Italy’s right-wing alliance sweeps polls with election triumph in former left-wing stronghold
- Far-right leader and former interior minister Matteo Salvini had vowed to wrest Umbria, a hilly region prized for its truffles and prosciutto, from the left
- He said Prime Minister Giuseppe Conte’s ‘days are numbered’ as he eyes a series of key regional votes that he hopes will sweep him back to power

Firebrand Matteo Salvini had vowed to wrest Umbria, a hilly region prized for its truffles and prosciutto, from the left in the first of several key regional elections he hopes will sweep him back to power.

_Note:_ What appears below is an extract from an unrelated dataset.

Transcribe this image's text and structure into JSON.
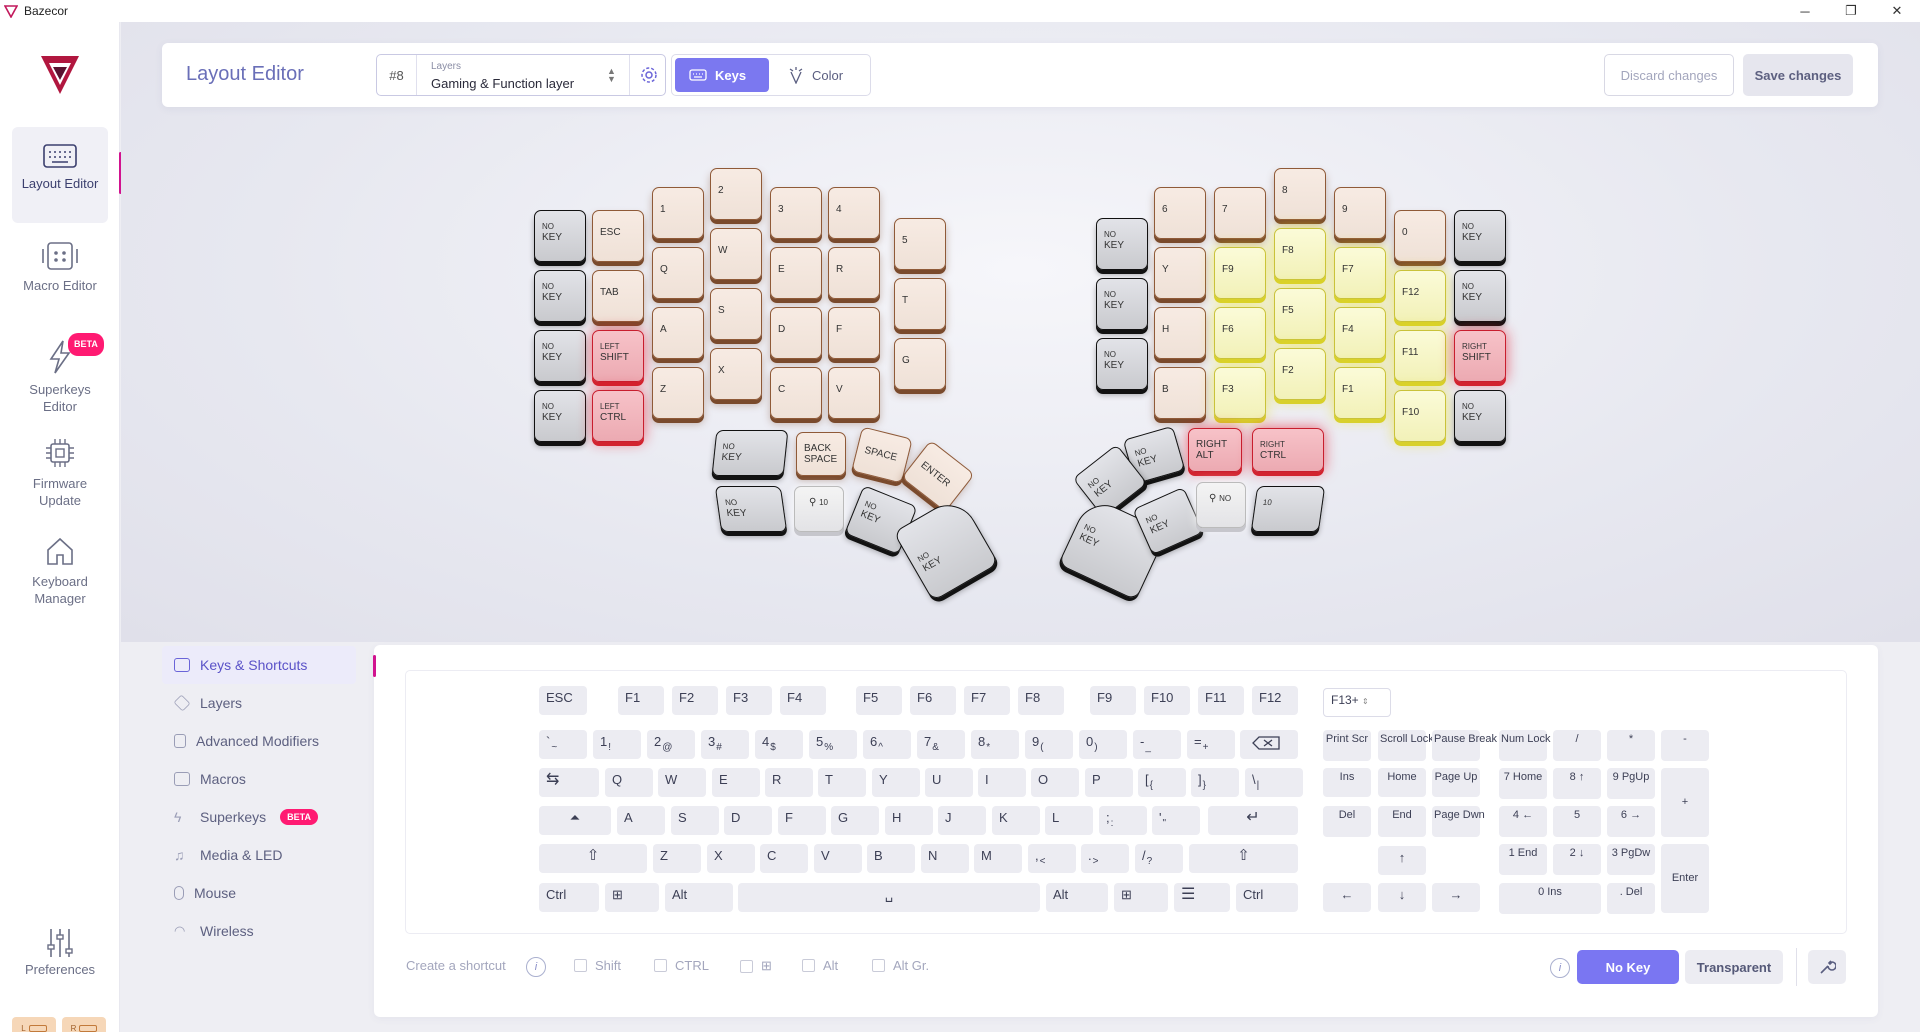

Salvini said the results of Sunday’s vote were “extraordinary”, expressing his “joy and emotion” after the right’s candidate Donatella Tesei won with more than 57 per cent, compared to 37 per cent for the coalition government’s candidate.
It was Salvini’s anti-immigrant League party that had swept the board, bringing home 37 per cent of the vote alone in a region which has voted left for 70 years but has been hit hard by the economic crisis.
The former interior minister’s campaign trail allies – the smaller, far-right Brothers of Italy, and former prime minister Silvio Berlusconi’s centre-right Forza Italia – respectively won 10 per cent and 5.8 per cent.